Ausgehend von Bazin als klassische, aber raffinierte Realismustheorie habe ich in diesem Themenbereich einige zeitgenössische Texte aufgenommen. Gregory Currie vertritt in seinem Beitrag („Film, Reality, and Illusion“) die Meinung, dass der filmische Realismus sehr aussagekräftig ist, selbst wenn viele Bereiche der Realität ausgeklammert werden. Diese kurzsichtige und vor allem gegen die psychoanalytisch generalisierende Theorie gerichtete Auffassung habe ich vor allem deswegen in meine Literaturliste aufgenommen, um einen Kontrast zu bazin herzustellen und zu zeigen, dass ältere Weine tatsächlich oft besser sind.

Sibylle Bolik („Die Illusionsfalle“) und Gerhard Lampe („Continuity-Editing“) gehen in ihren Texten den Ursachen dafür nach, warum Filme eigentlich den Eindruck unmittelbar abgebildeter Realität erwecken: Für den typischen Anschein des Realen (=Realismus) machen verschiedene Formen der audiovisuellen (Re-)Präsentation nur graduelle Unterschiede aus. Ob live oder vorproduziert, ob vom Sender arrangiert oder ‚nur‘ reproduziert, ob im Studio oder auf der Straße angesiedelt, ob fiktiv oder berichtend: Es entsteht immer eine Kontinuität, ein Bildfluss. Durch diese (scheinhafte) Kontinuität des audiovisuellen Bildes werden wir nicht direkt mit Welt, sondern mit bestimmten kognitiven Mustern unserer medial konstruierten Kultur konfrontiert. Nora Abdel Rahman schließlich schließt mit ihrer Online-Publikation in dem einflussreichen magazin „Nach dem Film“ (www.nachdemfilm.de) den kreis zu Bazin. In „Larger Than Life oder: Wie real ist das Kino?“ kommt sie zu dem Schluss, dass die Kino-Realitäten des Jahres 2000 nicht, wie von Bazin erhofft, von der Realität selbst erzeugt werden. Vielmehr versuchen sie sich ständig selbst zu übertrumpfen, zum Beispiel durch bombastischen Surround-Sound.

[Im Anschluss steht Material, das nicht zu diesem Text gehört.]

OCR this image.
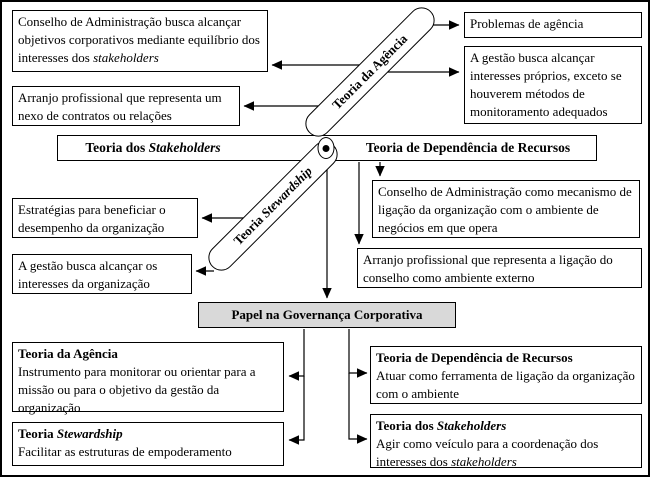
Conselho de Administração busca alcançar objetivos corporativos mediante equilíbrio dos interesses dos stakeholders
Arranjo profissional que representa um nexo de contratos ou relações
Problemas de agência
A gestão busca alcançar interesses próprios, exceto se houverem métodos de monitoramento adequados
Teoria dos Stakeholders	Teoria de Dependência de Recursos
Teoria da Agência
Teoria Stewardship
Estratégias para beneficiar o desempenho da organização
A gestão busca alcançar os interesses da organização
Conselho de Administração como mecanismo de ligação da organização com o ambiente de negócios em que opera
Arranjo profissional que representa a ligação do conselho como ambiente externo
Papel na Governança Corporativa
Teoria da Agência
Instrumento para monitorar ou orientar para a missão ou para o objetivo da gestão da organização
Teoria Stewardship
Facilitar as estruturas de empoderamento
Teoria de Dependência de Recursos
Atuar como ferramenta de ligação da organização com o ambiente
Teoria dos Stakeholders
Agir como veículo para a coordenação dos interesses dos stakeholders
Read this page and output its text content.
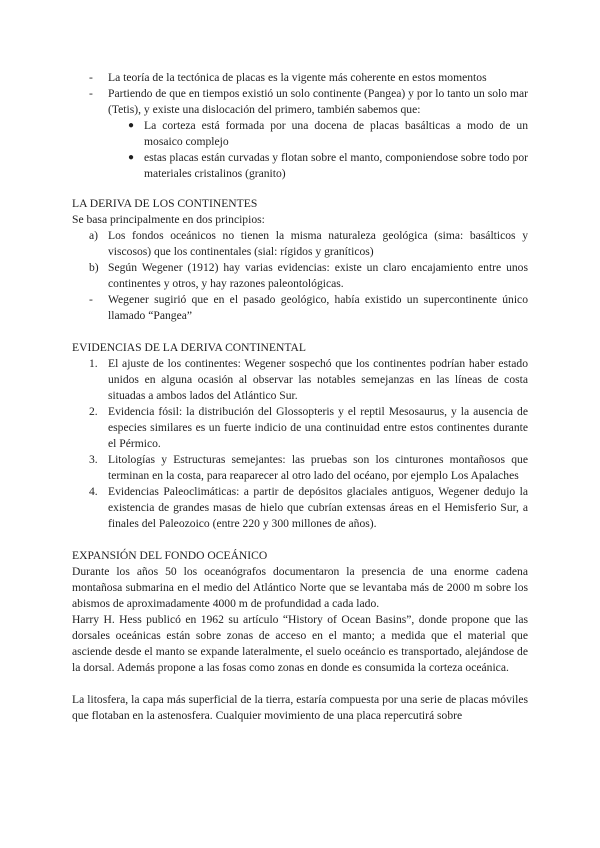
- La teoría de la tectónica de placas es la vigente más coherente en estos momentos
- Partiendo de que en tiempos existió un solo continente (Pangea) y por lo tanto un solo mar (Tetis), y existe una dislocación del primero, también sabemos que:
● La corteza está formada por una docena de placas basálticas a modo de un mosaico complejo
● estas placas están curvadas y flotan sobre el manto, componiendose sobre todo por materiales cristalinos (granito)

LA DERIVA DE LOS CONTINENTES

Se basa principalmente en dos principios:

a) Los fondos oceánicos no tienen la misma naturaleza geológica (sima: basálticos y viscosos) que los continentales (sial: rígidos y graníticos)
b) Según Wegener (1912) hay varias evidencias: existe un claro encajamiento entre unos continentes y otros, y hay razones paleontológicas.
- Wegener sugirió que en el pasado geológico, había existido un supercontinente único llamado “Pangea”

EVIDENCIAS DE LA DERIVA CONTINENTAL

1. El ajuste de los continentes: Wegener sospechó que los continentes podrían haber estado unidos en alguna ocasión al observar las notables semejanzas en las líneas de costa situadas a ambos lados del Atlántico Sur.
2. Evidencia fósil: la distribución del Glossopteris y el reptil Mesosaurus, y la ausencia de especies similares es un fuerte indicio de una continuidad entre estos continentes durante el Pérmico.
3. Litologías y Estructuras semejantes: las pruebas son los cinturones montañosos que terminan en la costa, para reaparecer al otro lado del océano, por ejemplo Los Apalaches
4. Evidencias Paleoclimáticas: a partir de depósitos glaciales antiguos, Wegener dedujo la existencia de grandes masas de hielo que cubrían extensas áreas en el Hemisferio Sur, a finales del Paleozoico (entre 220 y 300 millones de años).

EXPANSIÓN DEL FONDO OCEÁNICO

Durante los años 50 los oceanógrafos documentaron la presencia de una enorme cadena montañosa submarina en el medio del Atlántico Norte que se levantaba más de 2000 m sobre los abismos de aproximadamente 4000 m de profundidad a cada lado.

Harry H. Hess publicó en 1962 su artículo “History of Ocean Basins”, donde propone que las dorsales oceánicas están sobre zonas de acceso en el manto; a medida que el material que asciende desde el manto se expande lateralmente, el suelo oceáncio es transportado, alejándose de la dorsal. Además propone a las fosas como zonas en donde es consumida la corteza oceánica.

La litosfera, la capa más superficial de la tierra, estaría compuesta por una serie de placas móviles que flotaban en la astenosfera. Cualquier movimiento de una placa repercutirá sobre
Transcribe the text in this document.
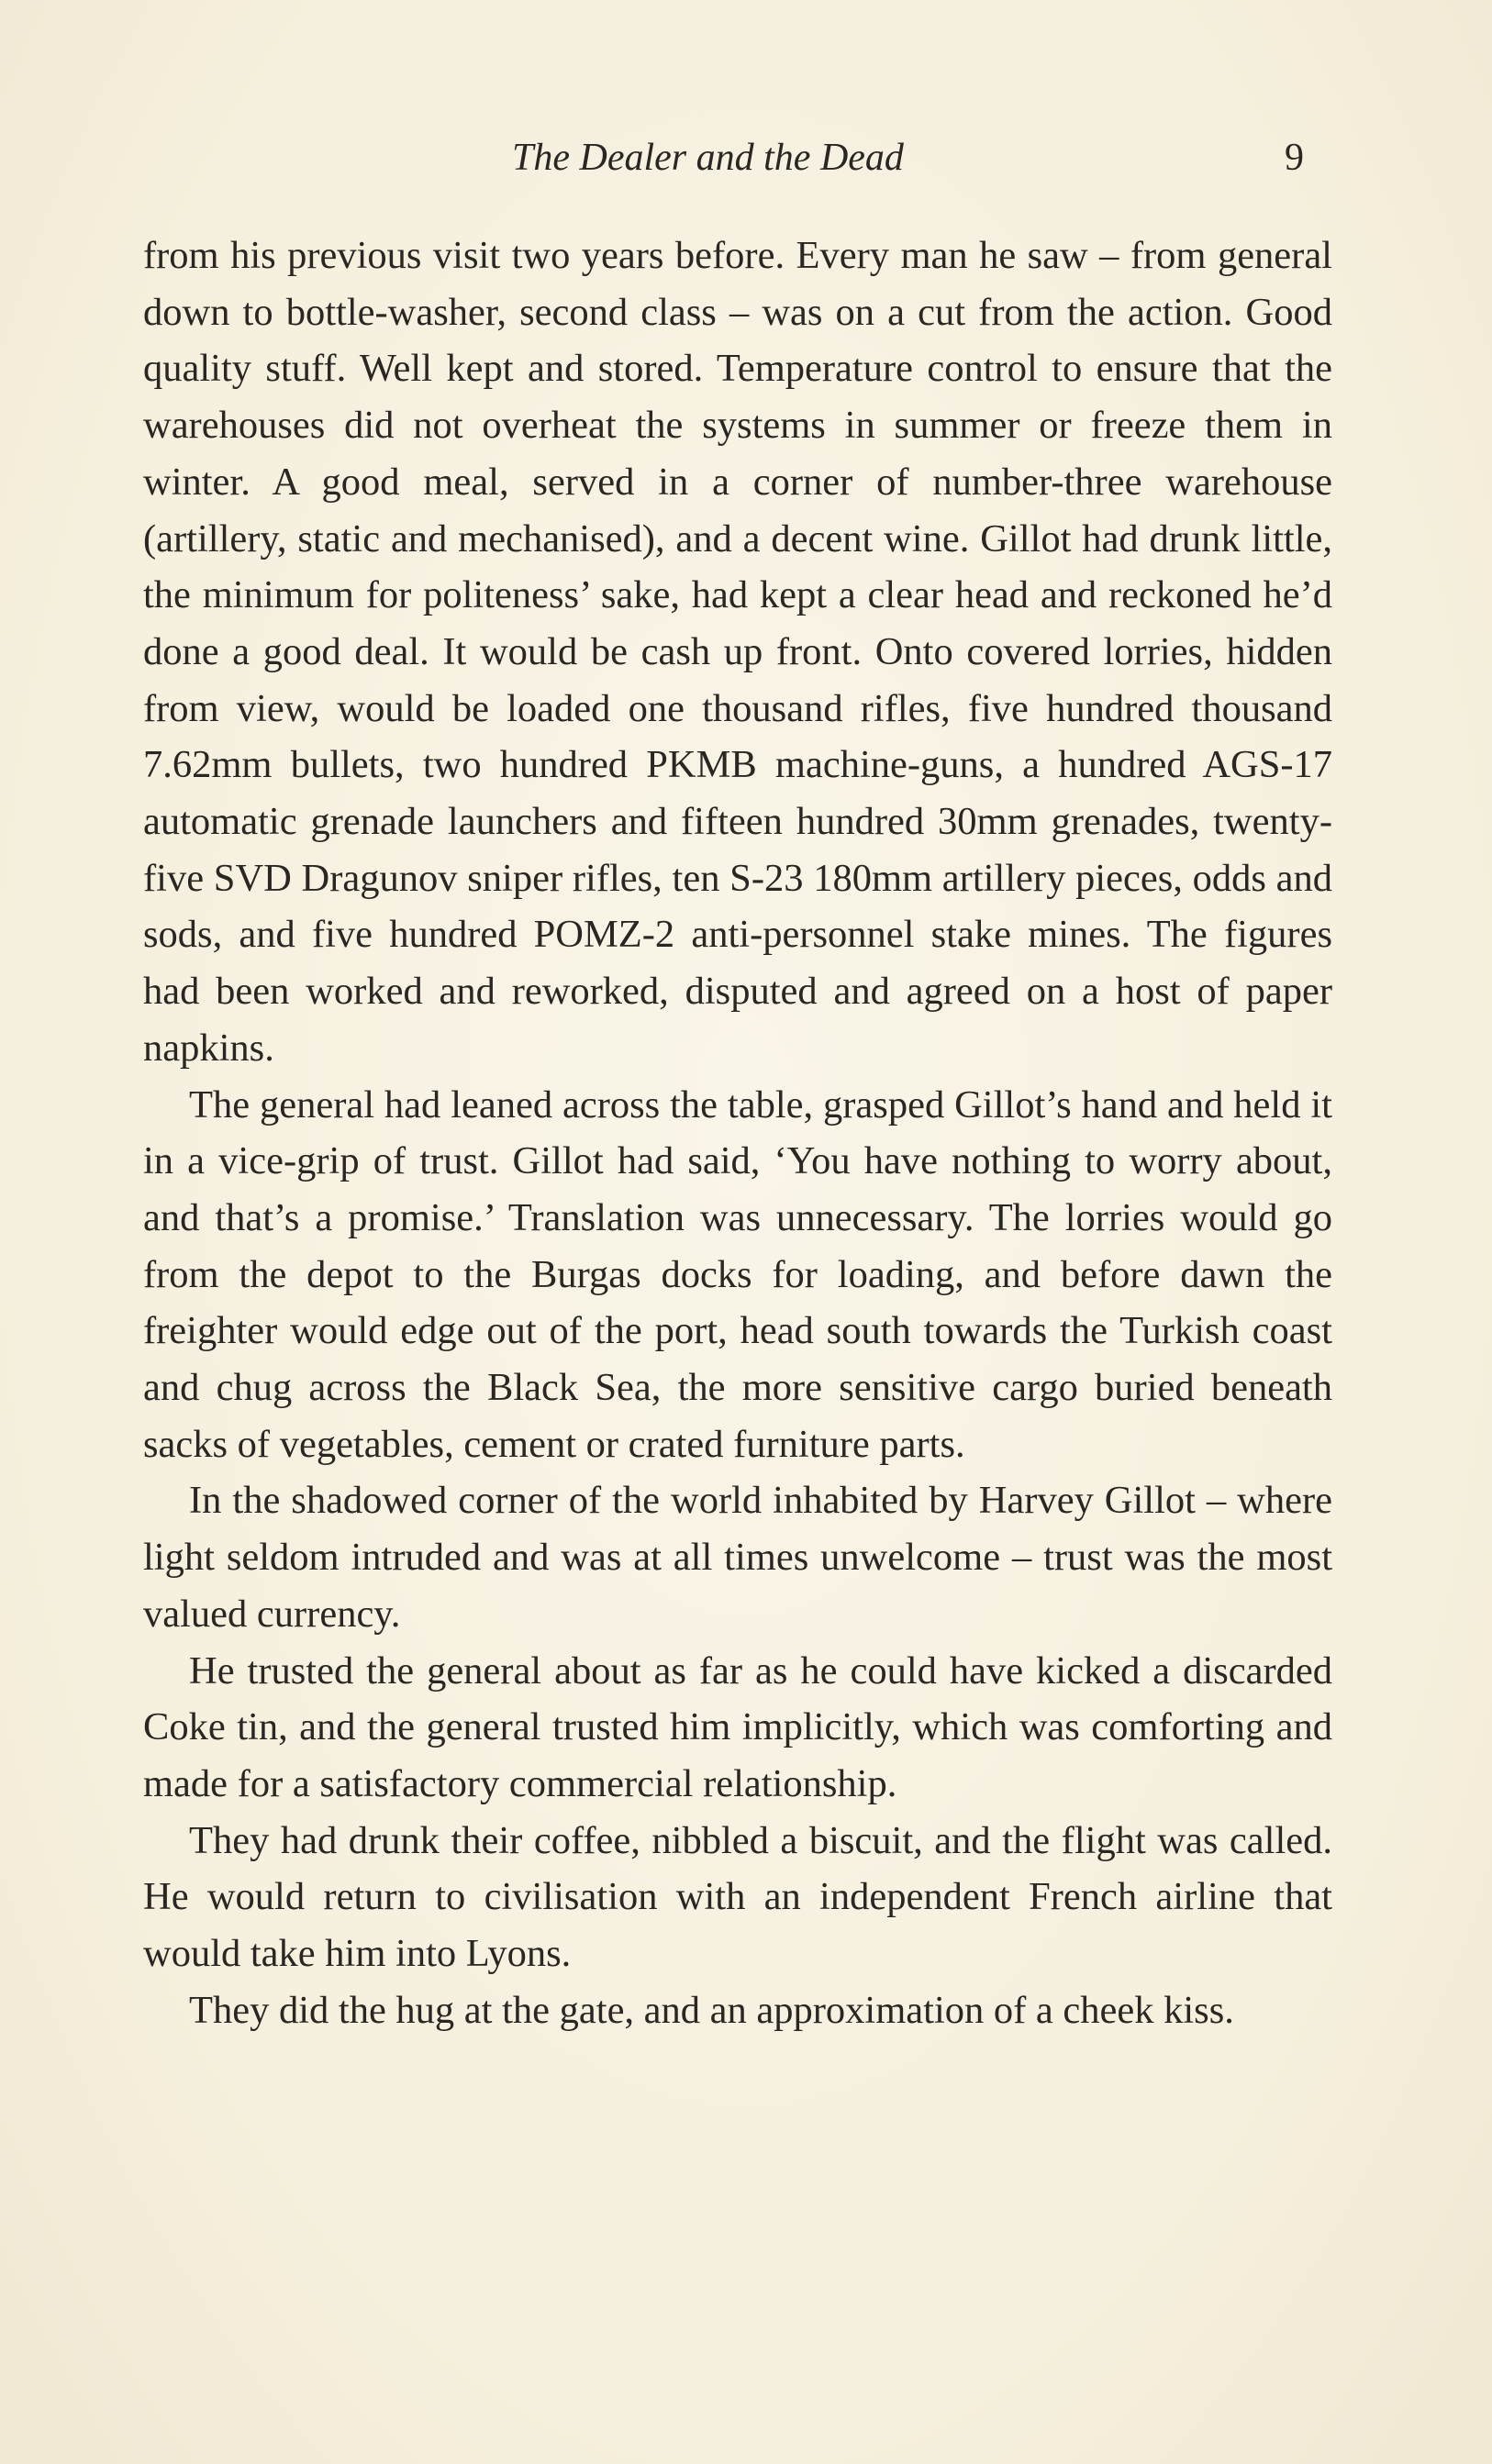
The Dealer and the Dead	9

from his previous visit two years before. Every man he saw – from general down to bottle-washer, second class – was on a cut from the action. Good quality stuff. Well kept and stored. Temperature control to ensure that the warehouses did not overheat the systems in summer or freeze them in winter. A good meal, served in a corner of number-three warehouse (artillery, static and mechanised), and a decent wine. Gillot had drunk little, the minimum for politeness’ sake, had kept a clear head and reckoned he’d done a good deal. It would be cash up front. Onto covered lorries, hidden from view, would be loaded one thousand rifles, five hundred thousand 7.62mm bullets, two hundred PKMB machine-guns, a hundred AGS-17 automatic grenade launchers and fifteen hundred 30mm grenades, twenty-five SVD Dragunov sniper rifles, ten S-23 180mm artillery pieces, odds and sods, and five hundred POMZ-2 anti-personnel stake mines. The figures had been worked and reworked, disputed and agreed on a host of paper napkins.

The general had leaned across the table, grasped Gillot’s hand and held it in a vice-grip of trust. Gillot had said, ‘You have nothing to worry about, and that’s a promise.’ Translation was unnecessary. The lorries would go from the depot to the Burgas docks for loading, and before dawn the freighter would edge out of the port, head south towards the Turkish coast and chug across the Black Sea, the more sensitive cargo buried beneath sacks of vegetables, cement or crated furniture parts.

In the shadowed corner of the world inhabited by Harvey Gillot – where light seldom intruded and was at all times unwelcome – trust was the most valued currency.

He trusted the general about as far as he could have kicked a discarded Coke tin, and the general trusted him implicitly, which was comforting and made for a satisfactory commercial relationship.

They had drunk their coffee, nibbled a biscuit, and the flight was called. He would return to civilisation with an independent French airline that would take him into Lyons.

They did the hug at the gate, and an approximation of a cheek kiss.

Da ich in meiner Diplomarbeit ein eigenes Sub-Genre konzipiert habe – jenes des Virtual-Reality-Films – ist es meiner Ansicht nach sinnvoll, mit zwei Texten auf die Genretheorie einzugehen. Die Fragestellungen in dieser Hinsicht gehen in die Richtung, welche Aussagekraft Genres haben, wie sie zustande kommen, wie sie sich entwickeln, wie Sub-Genres entstehen, wozu Genres wissenschaftlich dienen können und wo die Gefahren liegen. Während Steve Neale („Questions of Genre“) eher allgemein und abstrakt bleibt, beschreibt Vivian Sobchack („Screening Space – The American Science Fiction Film“) die Entstehung und Wandlung des amerikanischen Science-Fiction-Films sehr detailliert und anregend.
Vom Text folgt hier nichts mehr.